As for the “fallen” Miss Julie, she reveals to Jean that her family’s seemingly assured place in the Swedish aristocracy in fact reflects a turbulent family history. From her mother, Julie tells Jean, “I learned to suspect and hate men – for she hated the whole sex, as you have probably heard – and I promised her on my oath that I would never become a man’s slave” (p. 69). It becomes evident that her contradictory behaviour, in the world of the play, is, at least in part, a result of the contradictory influences that have molded her character.
A desperate Julie beseeches Jean: “I can’t leave! I can’t stay! Help me! I am so tired, so fearfully tired. Give me orders! Set me going, for I can no longer think, no longer act –” (p. 76). In response, Jean emphasizes the change in their relative status: “Do you see now what good-for-nothings you are!
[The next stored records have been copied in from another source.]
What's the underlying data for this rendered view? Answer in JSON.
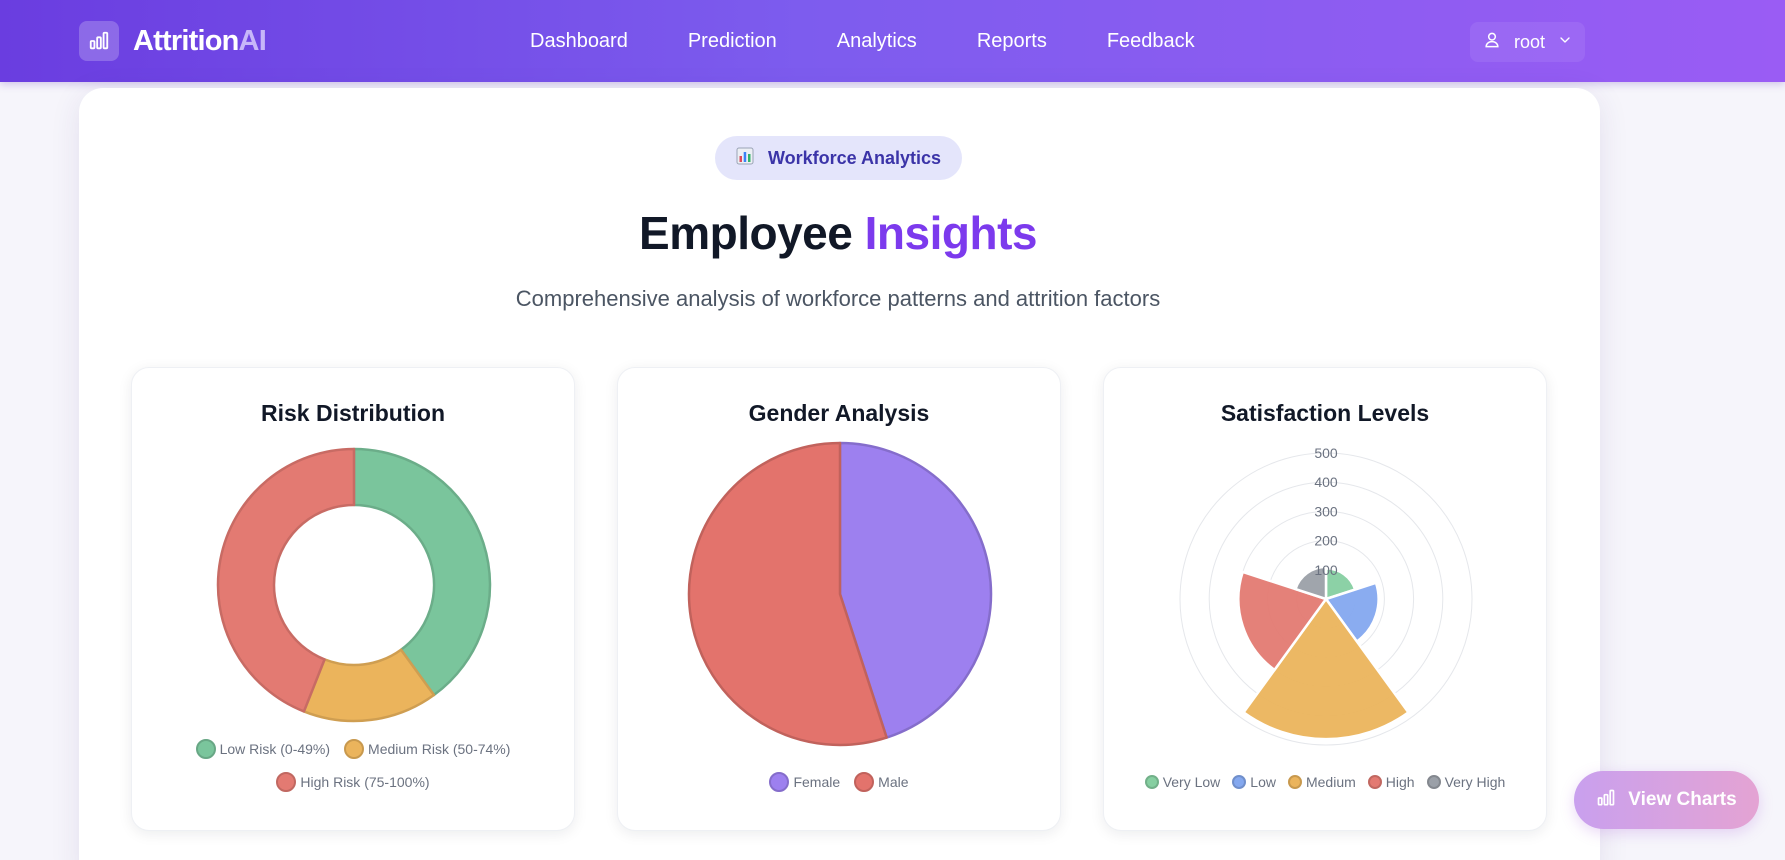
{
  "brand": {
    "name_main": "Attrition",
    "name_accent": "AI",
    "icon": "bar-chart-icon"
  },
  "nav": {
    "links": [
      "Dashboard",
      "Prediction",
      "Analytics",
      "Reports",
      "Feedback"
    ]
  },
  "user": {
    "name": "root",
    "icon": "user-icon"
  },
  "hero": {
    "badge_icon": "bar-chart-emoji-icon",
    "badge_text": "Workforce Analytics",
    "title_main": "Employee",
    "title_accent": "Insights",
    "subtitle": "Comprehensive analysis of workforce patterns and attrition factors"
  },
  "colors": {
    "low": "#7ac59c",
    "medium": "#ebb45c",
    "high": "#e37a72",
    "female": "#9d80ef",
    "male": "#e3736c",
    "very_low": "#86cfa1",
    "low_sat": "#84a8ef",
    "very_high": "#9ba0a8",
    "accent": "#7c3aed"
  },
  "charts": {
    "risk": {
      "title": "Risk Distribution"
    },
    "gender": {
      "title": "Gender Analysis"
    },
    "satisfaction": {
      "title": "Satisfaction Levels"
    }
  },
  "chart_data": [
    {
      "type": "pie",
      "variant": "doughnut",
      "title": "Risk Distribution",
      "labels": [
        "Low Risk (0-49%)",
        "Medium Risk (50-74%)",
        "High Risk (75-100%)"
      ],
      "values": [
        40,
        16,
        44
      ],
      "legend": "bottom"
    },
    {
      "type": "pie",
      "title": "Gender Analysis",
      "labels": [
        "Female",
        "Male"
      ],
      "values": [
        45,
        55
      ],
      "legend": "bottom"
    },
    {
      "type": "polarArea",
      "title": "Satisfaction Levels",
      "labels": [
        "Very Low",
        "Low",
        "Medium",
        "High",
        "Very High"
      ],
      "values": [
        105,
        180,
        480,
        300,
        110
      ],
      "r_ticks": [
        100,
        200,
        300,
        400,
        500
      ],
      "r_max": 500,
      "legend": "bottom"
    }
  ],
  "fab": {
    "label": "View Charts",
    "icon": "bar-chart-icon"
  }
}
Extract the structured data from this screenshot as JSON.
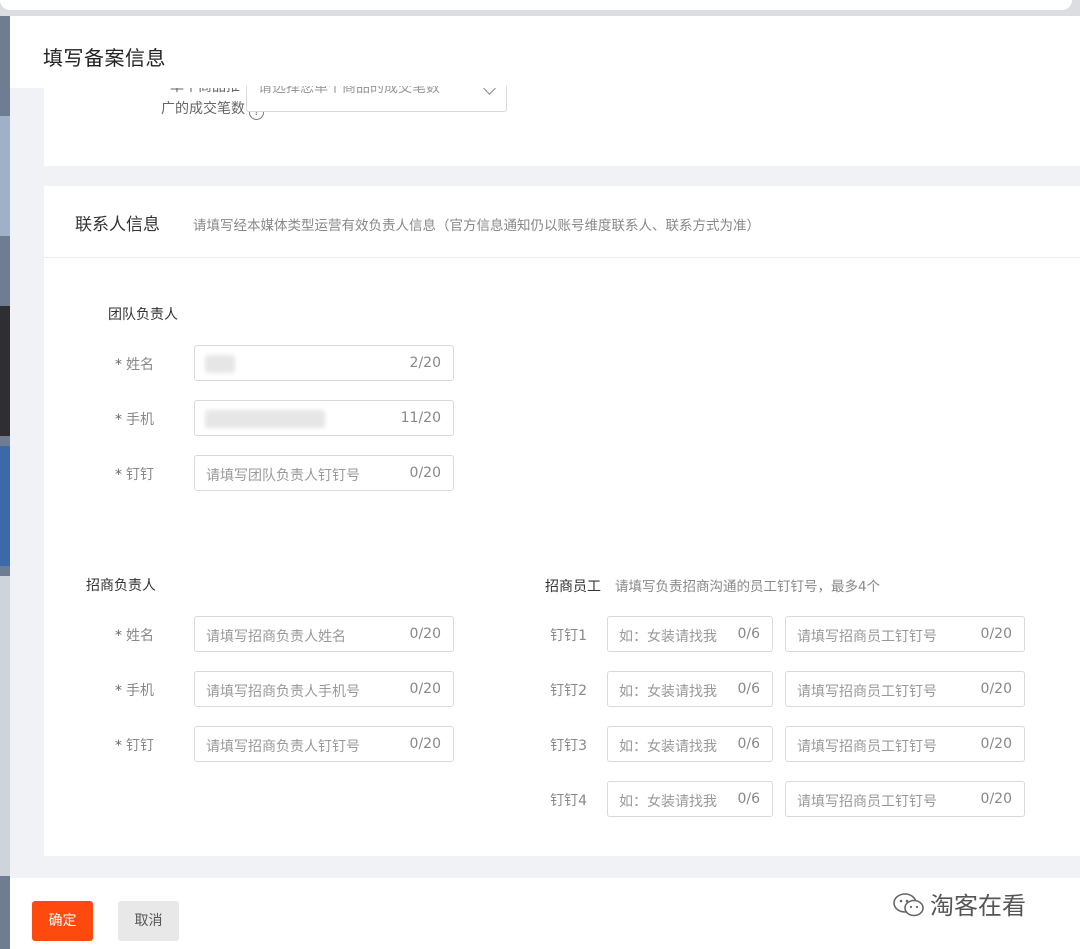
{
  "modal": {
    "title": "填写备案信息"
  },
  "top_field": {
    "label_line1_cut": "单个商品推",
    "label_line2": "广的成交笔数",
    "help": "?",
    "select_placeholder": "请选择您单个商品的成交笔数"
  },
  "contact": {
    "title": "联系人信息",
    "desc": "请填写经本媒体类型运营有效负责人信息（官方信息通知仍以账号维度联系人、联系方式为准）",
    "team_lead": {
      "title": "团队负责人",
      "rows": [
        {
          "label": "姓名",
          "placeholder": "",
          "count": "2/20"
        },
        {
          "label": "手机",
          "placeholder": "",
          "count": "11/20"
        },
        {
          "label": "钉钉",
          "placeholder": "请填写团队负责人钉钉号",
          "count": "0/20"
        }
      ]
    },
    "biz_lead": {
      "title": "招商负责人",
      "rows": [
        {
          "label": "姓名",
          "placeholder": "请填写招商负责人姓名",
          "count": "0/20"
        },
        {
          "label": "手机",
          "placeholder": "请填写招商负责人手机号",
          "count": "0/20"
        },
        {
          "label": "钉钉",
          "placeholder": "请填写招商负责人钉钉号",
          "count": "0/20"
        }
      ]
    },
    "biz_staff": {
      "title": "招商员工",
      "desc": "请填写负责招商沟通的员工钉钉号，最多4个",
      "rows": [
        {
          "label": "钉钉1",
          "note_placeholder": "如：女装请找我",
          "note_count": "0/6",
          "placeholder": "请填写招商员工钉钉号",
          "count": "0/20"
        },
        {
          "label": "钉钉2",
          "note_placeholder": "如：女装请找我",
          "note_count": "0/6",
          "placeholder": "请填写招商员工钉钉号",
          "count": "0/20"
        },
        {
          "label": "钉钉3",
          "note_placeholder": "如：女装请找我",
          "note_count": "0/6",
          "placeholder": "请填写招商员工钉钉号",
          "count": "0/20"
        },
        {
          "label": "钉钉4",
          "note_placeholder": "如：女装请找我",
          "note_count": "0/6",
          "placeholder": "请填写招商员工钉钉号",
          "count": "0/20"
        }
      ]
    },
    "required_mark": "*"
  },
  "footer": {
    "ok_label": "确定",
    "cancel_label": "取消",
    "watermark": "淘客在看"
  },
  "colors": {
    "primary": "#fe4a0e",
    "cancel_bg": "#e8e8e8"
  },
  "icons": {
    "help": "question-circle-icon",
    "select": "chevron-down-icon",
    "watermark": "wechat-icon"
  }
}
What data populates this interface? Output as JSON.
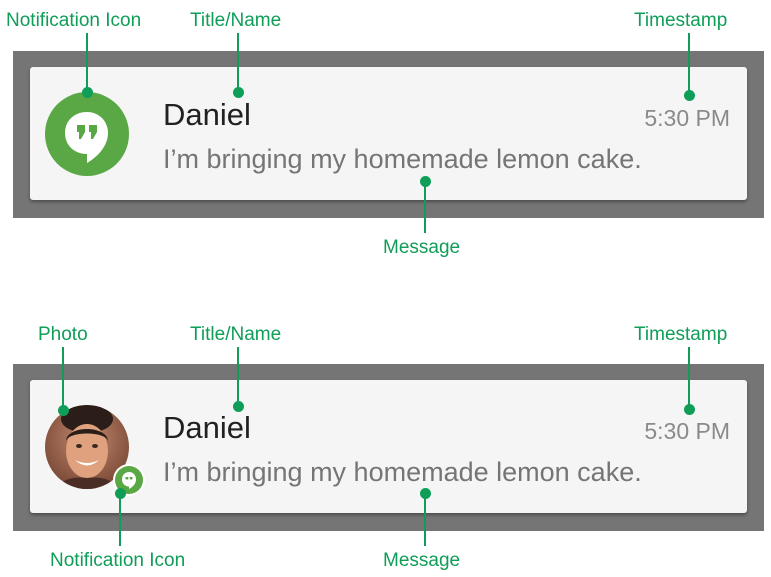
{
  "annotation_color": "#0f9d58",
  "icon_color": "#5aa845",
  "top_example": {
    "labels": {
      "notification_icon": "Notification Icon",
      "title_name": "Title/Name",
      "timestamp": "Timestamp",
      "message": "Message"
    },
    "notification": {
      "title": "Daniel",
      "message": "I’m bringing my homemade lemon cake.",
      "timestamp": "5:30 PM",
      "icon": "hangouts-quote-icon"
    }
  },
  "bottom_example": {
    "labels": {
      "photo": "Photo",
      "title_name": "Title/Name",
      "timestamp": "Timestamp",
      "notification_icon": "Notification Icon",
      "message": "Message"
    },
    "notification": {
      "title": "Daniel",
      "message": "I’m bringing my homemade lemon cake.",
      "timestamp": "5:30 PM",
      "photo": "contact-photo",
      "icon": "hangouts-quote-icon"
    }
  }
}
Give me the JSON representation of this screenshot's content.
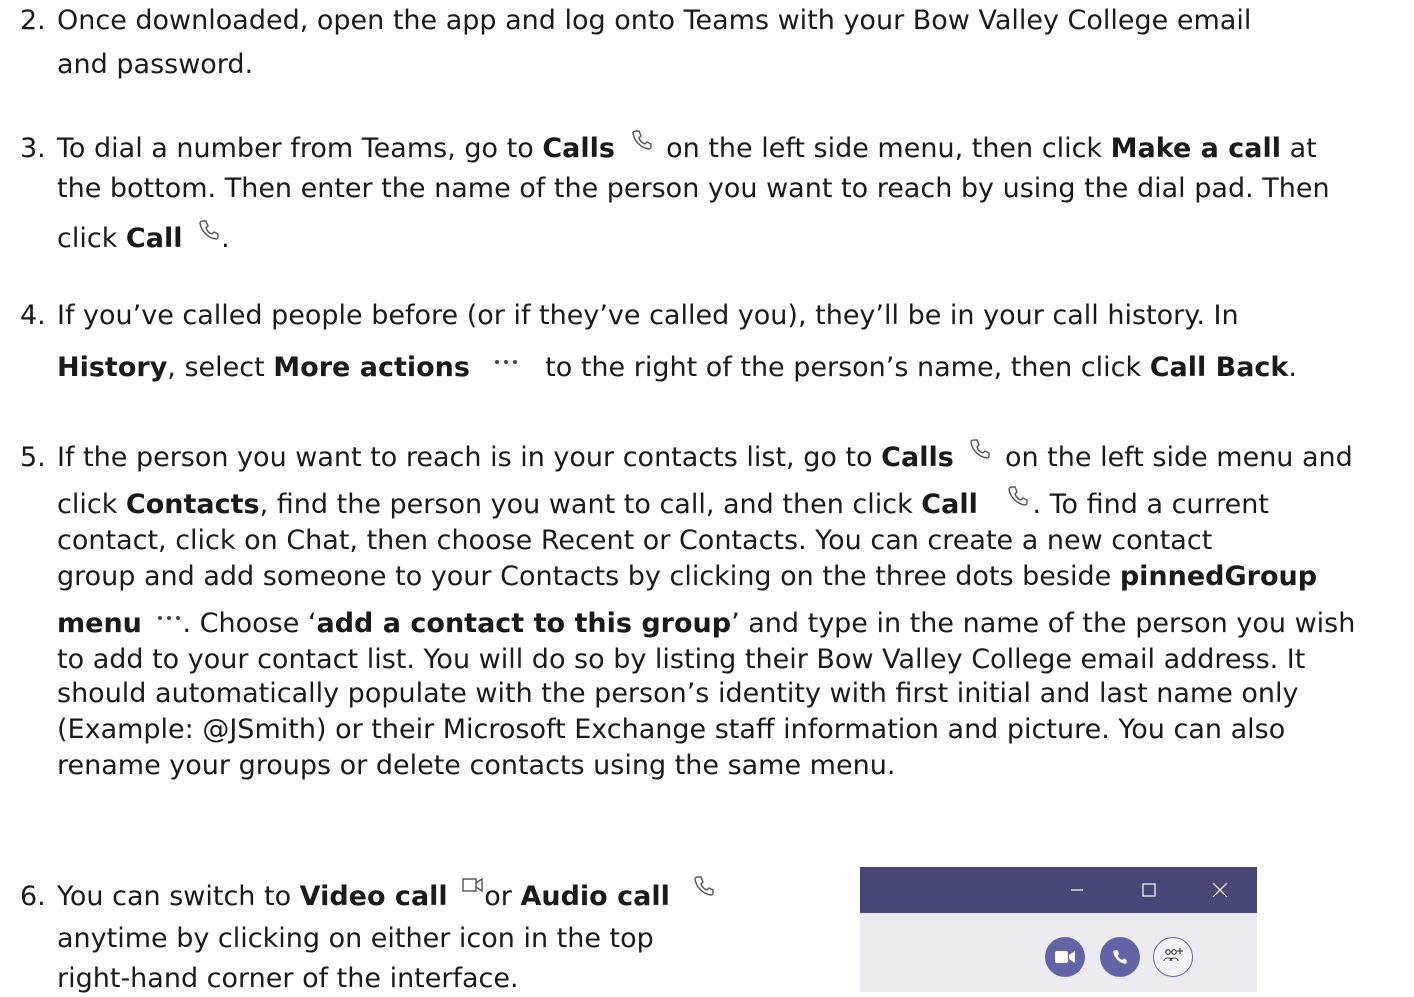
{
  "items": [
    {
      "number": "2.",
      "lines": [
        "Once downloaded, open the app and log onto Teams with your Bow Valley College email",
        "and password."
      ]
    },
    {
      "number": "3.",
      "l1a": "To dial a number from Teams, go to ",
      "l1b": "Calls",
      "l1c": " on the left side menu, then click ",
      "l1d": "Make a call",
      "l1e": " at",
      "l2": "the bottom. Then enter the name of the person you want to reach by using the dial pad. Then",
      "l3a": "click ",
      "l3b": "Call",
      "l3c": "."
    },
    {
      "number": "4.",
      "l1": "If you’ve called people before (or if they’ve called you), they’ll be in your call history. In",
      "l2a": "History",
      "l2b": ", select ",
      "l2c": "More actions",
      "l2d": " to the right of the person’s name, then click ",
      "l2e": "Call Back",
      "l2f": "."
    },
    {
      "number": "5.",
      "l1a": "If the person you want to reach is in your contacts list, go to ",
      "l1b": "Calls",
      "l1c": " on the left side menu and",
      "l2a": "click ",
      "l2b": "Contacts",
      "l2c": ", find the person you want to call, and then click ",
      "l2d": "Call",
      "l2e": ". To find a current",
      "l3": "contact, click on Chat, then choose Recent or Contacts. You can create a new contact",
      "l4a": "group and add someone to your Contacts by clicking on the three dots beside ",
      "l4b": "pinnedGroup",
      "l5a": "menu",
      "l5b": ".  Choose ‘",
      "l5c": "add a contact to this group",
      "l5d": "’ and type in the name of the person you wish",
      "l6": "to add to your contact list. You will do so by listing their Bow Valley College email address. It",
      "l7": "should automatically populate with the person’s identity with first initial and last name only",
      "l8": "(Example: @JSmith) or their Microsoft Exchange staff information and picture. You can also",
      "l9": "rename your groups or delete contacts using the same menu."
    },
    {
      "number": "6.",
      "l1a": "You can switch to ",
      "l1b": "Video call",
      "l1c": "or ",
      "l1d": "Audio call",
      "l2": "anytime by clicking on either icon in the top",
      "l3": "right-hand corner of the interface."
    }
  ],
  "window": {
    "title_bar_color": "#464775",
    "accent_color": "#6264a7",
    "controls": [
      "minimize-icon",
      "maximize-icon",
      "close-icon"
    ],
    "buttons": [
      "video-call-icon",
      "audio-call-icon",
      "add-people-icon"
    ]
  }
}
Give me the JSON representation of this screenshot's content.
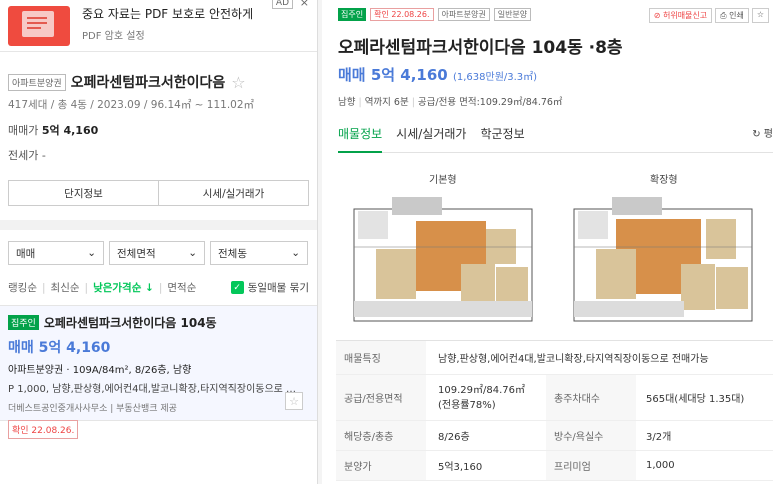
{
  "ad": {
    "title": "중요 자료는 PDF 보호로 안전하게",
    "sub": "PDF 암호 설정",
    "tag": "AD",
    "close": "×"
  },
  "complex": {
    "tag": "아파트분양권",
    "name": "오페라센텀파크서한이다음",
    "info": "417세대 / 총 4동 / 2023.09 / 96.14㎡ ~ 111.02㎡",
    "sale_label": "매매가",
    "sale_value": "5억 4,160",
    "jeonse": "전세가 -",
    "btn_info": "단지정보",
    "btn_price": "시세/실거래가"
  },
  "filters": {
    "deal": "매매",
    "area": "전체면적",
    "dong": "전체동"
  },
  "sort": {
    "s1": "랭킹순",
    "s2": "최신순",
    "s3": "낮은가격순",
    "s4": "면적순",
    "same": "동일매물 묶기"
  },
  "card": {
    "tag": "집주인",
    "name": "오페라센텀파크서한이다음 104동",
    "price": "매매 5억 4,160",
    "line1": "아파트분양권 · 109A/84m², 8/26층, 남향",
    "line2": "P 1,000, 남향,판상형,에어컨4대,발코니확장,타지역직장이동으로 …",
    "agents": "더베스트공인중개사사무소 | 부동산뱅크 제공",
    "confirm": "확인 22.08.26."
  },
  "detail": {
    "tag1": "집주인",
    "tag2": "확인 22.08.26.",
    "tag3": "아파트분양권",
    "tag4": "일반분양",
    "report": "허위매물신고",
    "print": "인쇄",
    "title": "오페라센텀파크서한이다음 104동 ·8층",
    "price": "매매 5억 4,160",
    "per": "(1,638만원/3.3㎡)",
    "dir": "남향",
    "station": "역까지 6분",
    "area": "공급/전용 면적:109.29㎡/84.76㎡",
    "tabs": [
      "매물정보",
      "시세/실거래가",
      "학군정보"
    ],
    "refresh": "↻ 평",
    "plan1": "기본형",
    "plan2": "확장형"
  },
  "table": [
    {
      "k": "매물특징",
      "v": "남향,판상형,에어컨4대,발코니확장,타지역직장이동으로 전매가능"
    },
    {
      "k": "공급/전용면적",
      "v": "109.29㎡/84.76㎡(전용률78%)",
      "k2": "총주차대수",
      "v2": "565대(세대당 1.35대)"
    },
    {
      "k": "해당층/총층",
      "v": "8/26층",
      "k2": "방수/욕실수",
      "v2": "3/2개"
    },
    {
      "k": "분양가",
      "v": "5억3,160",
      "k2": "프리미엄",
      "v2": "1,000"
    }
  ]
}
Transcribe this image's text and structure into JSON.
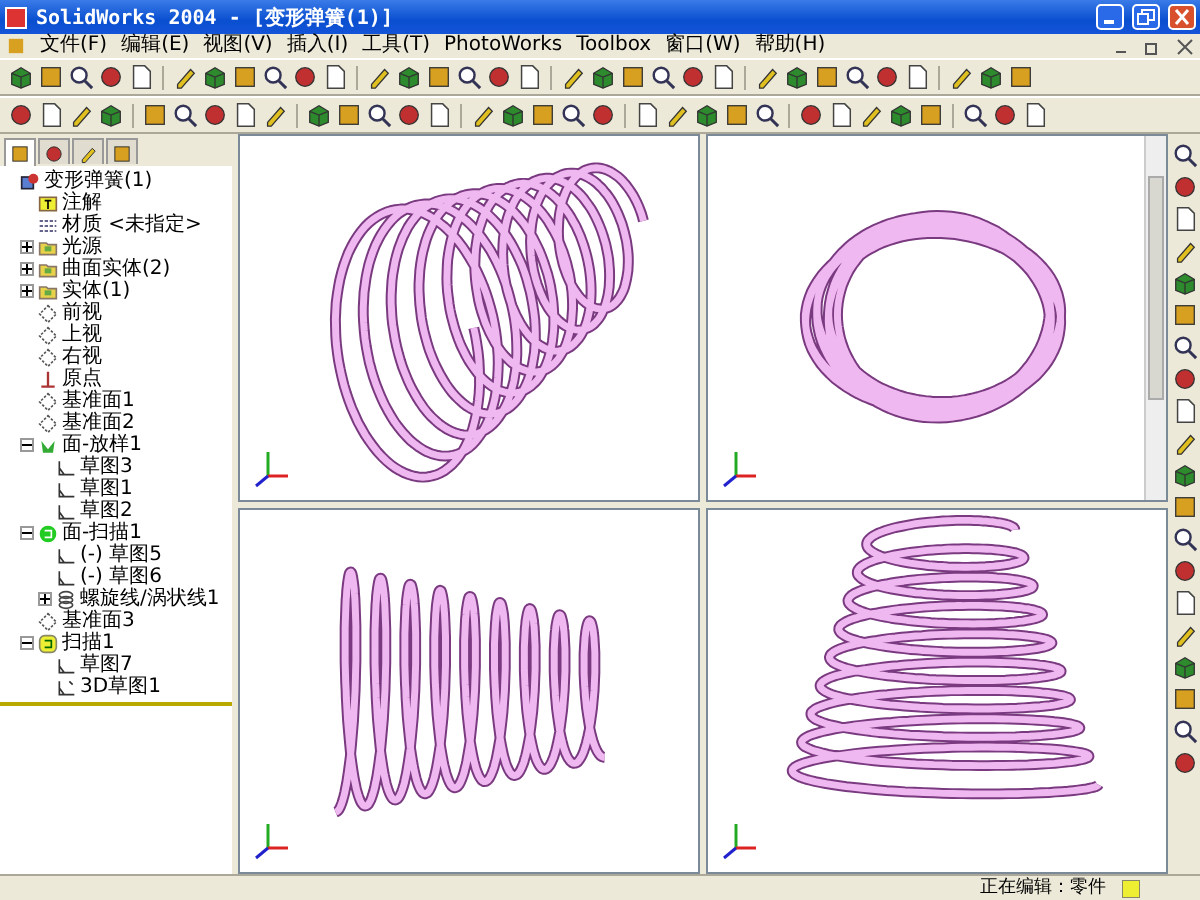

Why do you strut and turn up your noses as if you were the lords of creation? Well, I am going to give you orders. Go up and dress. Get some travelling money, and then come back again” (p. 76). There is some talk of the two decamping together to Switzerland, using some of the count’s money to start a hotel; but as the play moves toward its conclusion, one gets a strong sense that there is no future for the unfortunate Miss Julie.
Looking back on Miss Julie’s sad fate, Strindberg reflects that “The fact that the heroine arouses our pity depends only on our weakness in not being able to resist the sense of fear that the same fate could befall ourselves” (p. 11). It is a modern twist, with a naturalistic orientation, on Aristotle’s idea of catharsis – a purging, for the audience, of the emotions of pity and fear that are aroused by witnessing a tragic drama.
Miss Julie is still very much with us. Strindberg’s play has been filmed twice in recent years – once in 1995, by Leaving Las Vegas director Mike Figgis, and once in 2014, by Swedish actress and filmmaker Liv Ullmann, who cast Jessica Chastain as Julie and Colin Farrell as Jean. What has drawn all this movie-making talent to a play that – with only three speaking parts, and only one setting – seems singularly ill-suited for cinema? Perhaps it is, purely and simply, the singular dramatic intensity of this work. With no scene breaks, no intermission, Miss Julie leaves us with no escape from the starkness of the emotions it evokes. It may be set on Midsummer’s Eve, but it is a play suffused with the chill of a particularly bleak emotional winter.